For WLAN navigation systems, the locations of the Wi-Fi access points are used as reference points from which well-known trilateration techniques can determine the location of a Wi-Fi enabled mobile device. More specifically, the mobile device can use the received signal strength indicators (RSSI) associated with a number of visible access points as indications of the distances between the mobile device and each of the detected access points, where a stronger RSSI means that the mobile device is closer to the access point and a weaker RSSI means that the mobile device is further from the access point. The mobile device can also use the round trip time (RTT) of signals transmitted to and from the access points to estimate the distances between the mobile device and the access points, where the RTT indicates the signal propagation times of a message sent from the mobile device to the access point and a corresponding acknowledgement message sent from the access point to the mobile device. Once these distances are estimated, the location of the mobile device relative to the access points can be determined using trilateration techniques.
Although RTT ranging techniques typically provide more accurate distance measurements than RSSI techniques, RTT ranging techniques typically consume more power than RSSI ranging techniques. More specifically, while the RSSI ranging technique is a passive process in which the mobile device listens for beacon signals broadcast by the access points and then correlates the beacon signal strength to a distance, the RTT ranging technique is an active process in which the mobile device transmits a data packet to the access point, listens for a reply packet transmitted back from the access point, calculates the total travel time of the data and reply packets, and then correlates the packet travel time to a distance.
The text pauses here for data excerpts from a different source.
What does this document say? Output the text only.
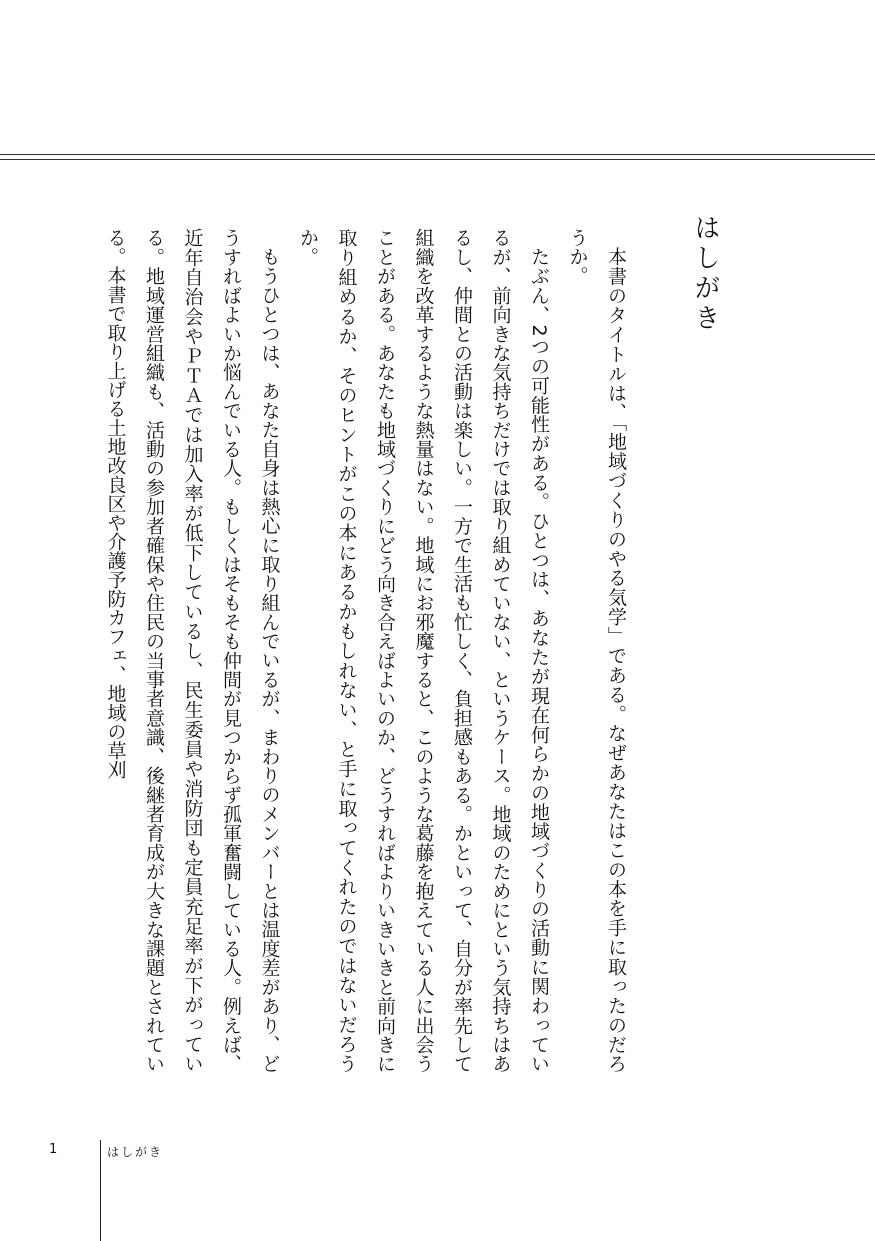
はしがき

本書のタイトルは、「地域づくりのやる気学」である。なぜあなたはこの本を手に取ったのだろうか。

たぶん、2つの可能性がある。ひとつは、あなたが現在何らかの地域づくりの活動に関わっているが、前向きな気持ちだけでは取り組めていない、というケース。地域のためにという気持ちはあるし、仲間との活動は楽しい。一方で生活も忙しく、負担感もある。かといって、自分が率先して組織を改革するような熱量はない。地域にお邪魔すると、このような葛藤を抱えている人に出会うことがある。あなたも地域づくりにどう向き合えばよいのか、どうすればよりいきいきと前向きに取り組めるか、そのヒントがこの本にあるかもしれない、と手に取ってくれたのではないだろうか。

もうひとつは、あなた自身は熱心に取り組んでいるが、まわりのメンバーとは温度差があり、どうすればよいか悩んでいる人。もしくはそもそも仲間が見つからず孤軍奮闘している人。例えば、近年自治会やＰＴＡでは加入率が低下しているし、民生委員や消防団も定員充足率が下がっている。地域運営組織も、活動の参加者確保や住民の当事者意識、後継者育成が大きな課題とされている。本書で取り上げる土地改良区や介護予防カフェ、地域の草刈

1	はしがき
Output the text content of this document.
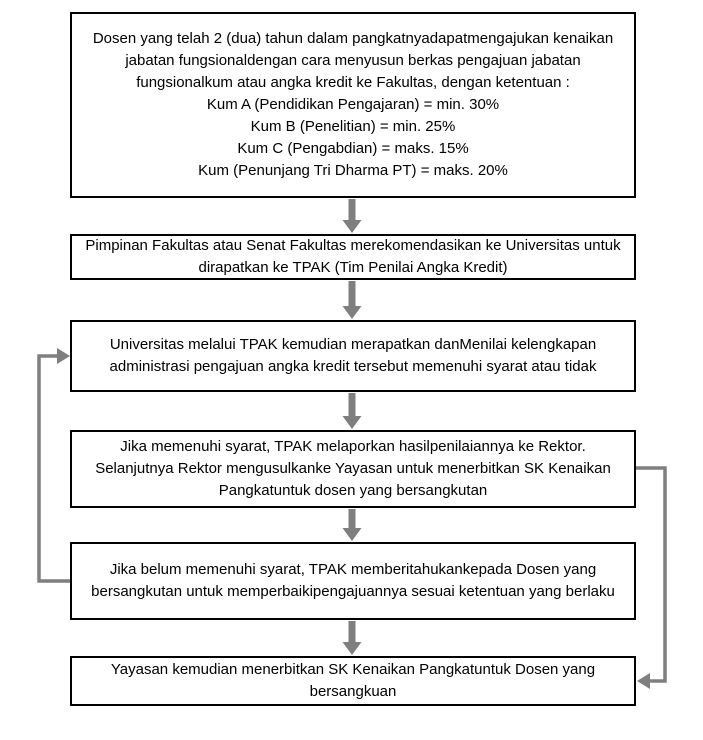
Dosen yang telah 2 (dua) tahun dalam pangkatnyadapatmengajukan kenaikan jabatan fungsionaldengan cara menyusun berkas pengajuan jabatan fungsionalkum atau angka kredit ke Fakultas, dengan ketentuan :
Kum A (Pendidikan Pengajaran) = min. 30%
Kum B (Penelitian) = min. 25%
Kum C (Pengabdian) = maks. 15%
Kum (Penunjang Tri Dharma PT) = maks. 20%
Pimpinan Fakultas atau Senat Fakultas merekomendasikan ke Universitas untuk dirapatkan ke TPAK (Tim Penilai Angka Kredit)
Universitas melalui TPAK kemudian merapatkan danMenilai kelengkapan administrasi pengajuan angka kredit tersebut memenuhi syarat atau tidak
Jika memenuhi syarat, TPAK melaporkan hasilpenilaiannya ke Rektor. Selanjutnya Rektor mengusulkanke Yayasan untuk menerbitkan SK Kenaikan Pangkatuntuk dosen yang bersangkutan
Jika belum memenuhi syarat, TPAK memberitahukankepada Dosen yang bersangkutan untuk memperbaikipengajuannya sesuai ketentuan yang berlaku
Yayasan kemudian menerbitkan SK Kenaikan Pangkatuntuk Dosen yang bersangkuan
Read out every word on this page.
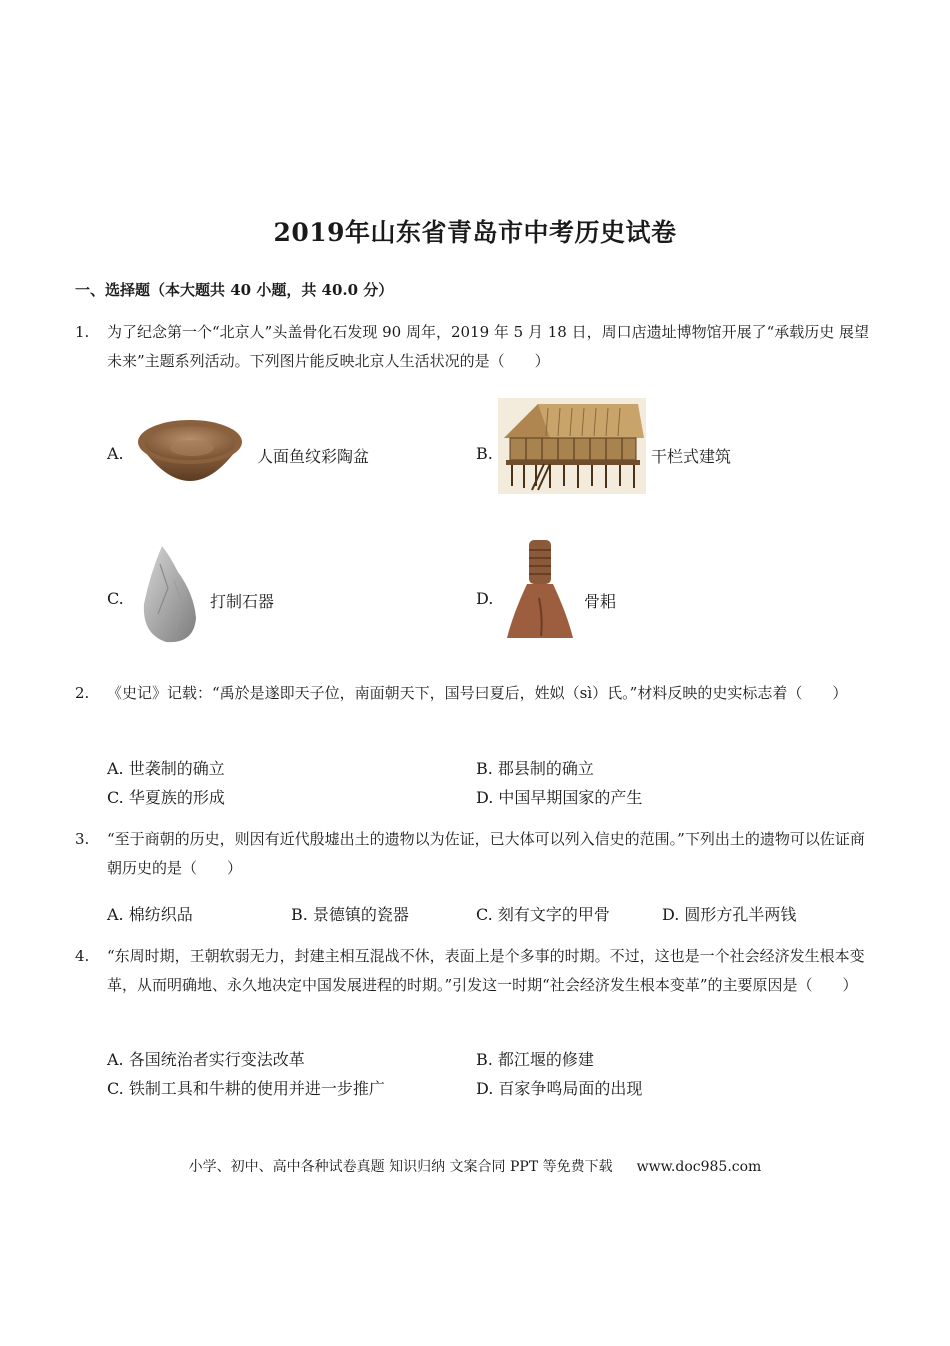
2019年山东省青岛市中考历史试卷
一、选择题（本大题共 40 小题，共 40.0 分）
1. 为了纪念第一个“北京人”头盖骨化石发现 90 周年，2019 年 5 月 18 日，周口店遗址博物馆开展了“承载历史 展望未来”主题系列活动。下列图片能反映北京人生活状况的是（　　）
A.	人面鱼纹彩陶盆	B.	干栏式建筑
C.	打制石器	D.	骨耜
2. 《史记》记载：“禹於是遂即天子位，南面朝天下，国号曰夏后，姓姒（sì）氏。”材料反映的史实标志着（　　）
A. 世袭制的确立	B. 郡县制的确立
C. 华夏族的形成	D. 中国早期国家的产生
3. “至于商朝的历史，则因有近代殷墟出土的遗物以为佐证，已大体可以列入信史的范围。”下列出土的遗物可以佐证商朝历史的是（　　）
A. 棉纺织品	B. 景德镇的瓷器	C. 刻有文字的甲骨	D. 圆形方孔半两钱
4. “东周时期，王朝软弱无力，封建主相互混战不休，表面上是个多事的时期。不过，这也是一个社会经济发生根本变革，从而明确地、永久地决定中国发展进程的时期。”引发这一时期“社会经济发生根本变革”的主要原因是（　　）
A. 各国统治者实行变法改革	B. 都江堰的修建
C. 铁制工具和牛耕的使用并进一步推广	D. 百家争鸣局面的出现
小学、初中、高中各种试卷真题 知识归纳 文案合同 PPT 等免费下载 www.doc985.com
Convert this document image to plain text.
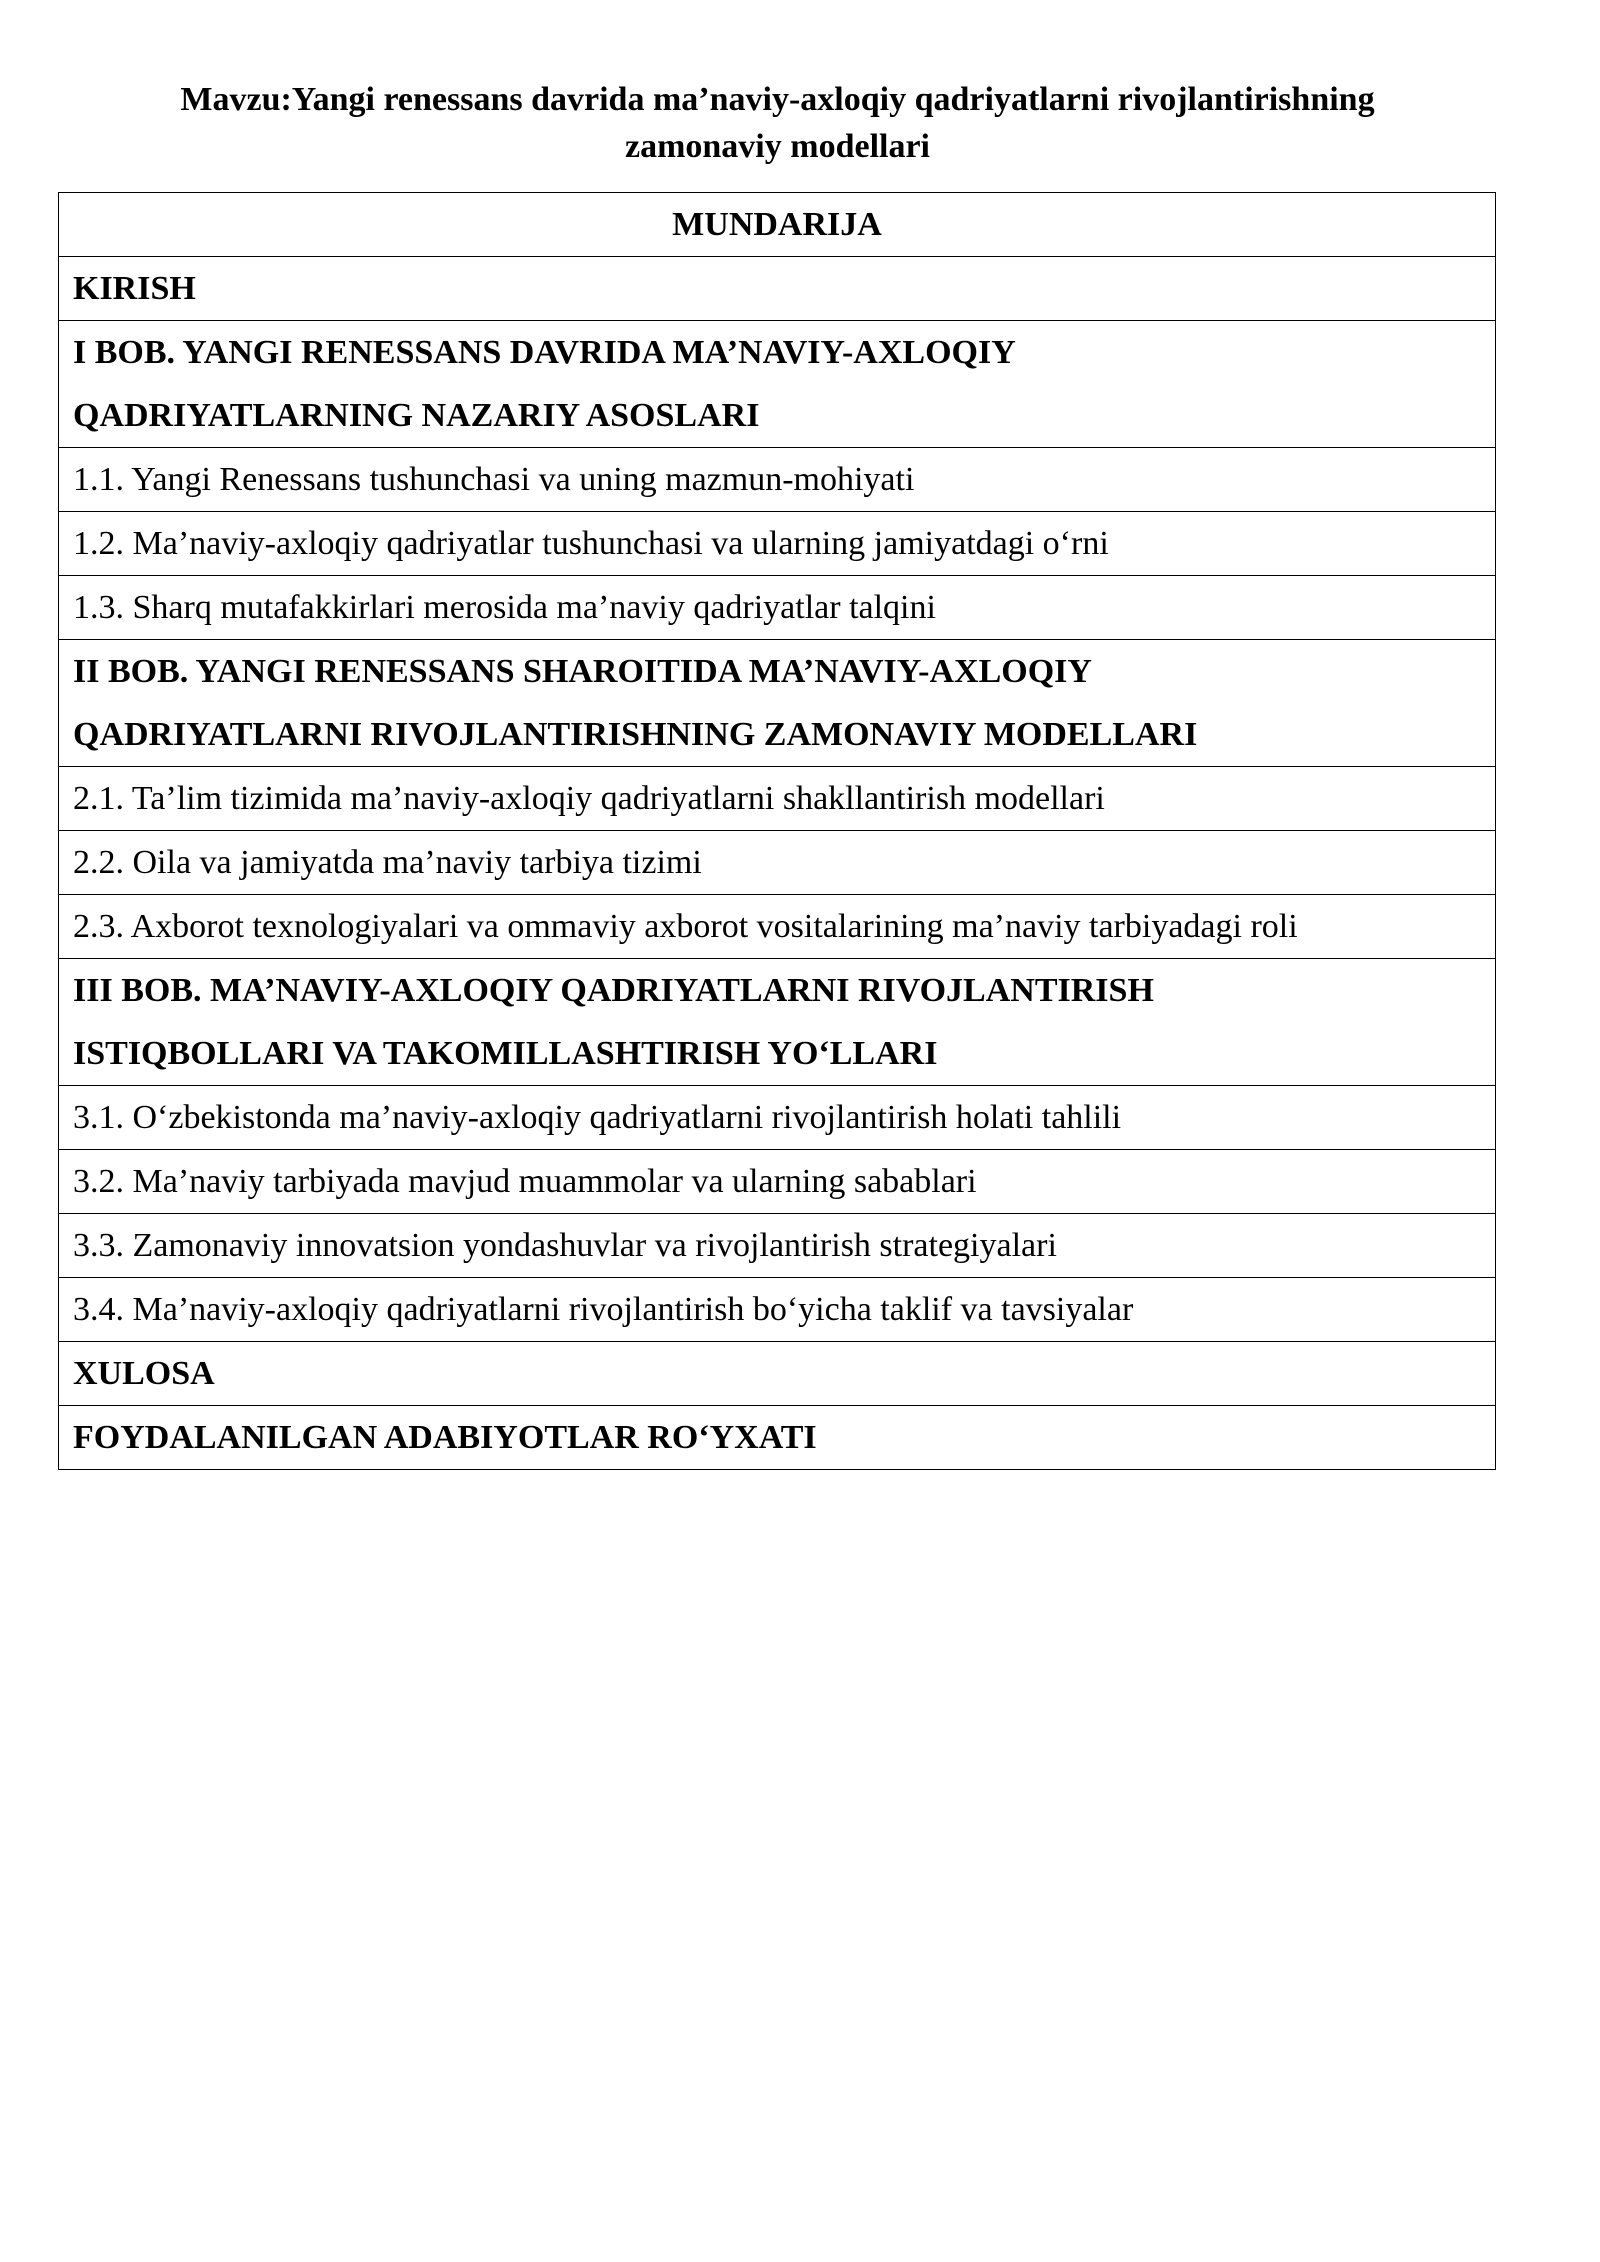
Mavzu:Yangi renessans davrida ma’naviy-axloqiy qadriyatlarni rivojlantirishning
zamonaviy modellari
MUNDARIJA
KIRISH

I BOB. YANGI RENESSANS DAVRIDA MA’NAVIY-AXLOQIY
QADRIYATLARNING NAZARIY ASOSLARI

1.1. Yangi Renessans tushunchasi va uning mazmun-mohiyati
1.2. Ma’naviy-axloqiy qadriyatlar tushunchasi va ularning jamiyatdagi o‘rni
1.3. Sharq mutafakkirlari merosida ma’naviy qadriyatlar talqini

II BOB. YANGI RENESSANS SHAROITIDA MA’NAVIY-AXLOQIY
QADRIYATLARNI RIVOJLANTIRISHNING ZAMONAVIY MODELLARI

2.1. Ta’lim tizimida ma’naviy-axloqiy qadriyatlarni shakllantirish modellari
2.2. Oila va jamiyatda ma’naviy tarbiya tizimi
2.3. Axborot texnologiyalari va ommaviy axborot vositalarining ma’naviy tarbiyadagi roli

III BOB. MA’NAVIY-AXLOQIY QADRIYATLARNI RIVOJLANTIRISH
ISTIQBOLLARI VA TAKOMILLASHTIRISH YO‘LLARI

3.1. O‘zbekistonda ma’naviy-axloqiy qadriyatlarni rivojlantirish holati tahlili
3.2. Ma’naviy tarbiyada mavjud muammolar va ularning sabablari
3.3. Zamonaviy innovatsion yondashuvlar va rivojlantirish strategiyalari
3.4. Ma’naviy-axloqiy qadriyatlarni rivojlantirish bo‘yicha taklif va tavsiyalar
XULOSA
FOYDALANILGAN ADABIYOTLAR RO‘YXATI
Similarly, maintaining a mobile device's GNSS module in an operational state for position determination and/or movement detection is an active process that consumes an undesirable amount of power (e.g., due to the continuous monitoring of GPS signals and performing calculations associated with triangulation operations).
Because the power supply in mobile devices is often limited to batteries, any unnecessary power consumption is undesirable. Moreover, unnecessary power consumption associated with active processes such as RTT ranging operations and scanning for nearby access points is exacerbated when the mobile device is not in proximity with a WLAN. Similarly, unnecessary power consumption associated with active processes such as scanning for nearby Bluetooth devices and scanning for nearby cellular base stations is exacerbated when the mobile device is not in proximity with any Bluetooth device or cellular base stations, respectively.
Accordingly, there is a need to reduce the power consumption of mobile devices without sacrificing the ability to determine location and/or to scan for nearby devices.
Like reference numerals refer to corresponding parts throughout the drawing figures.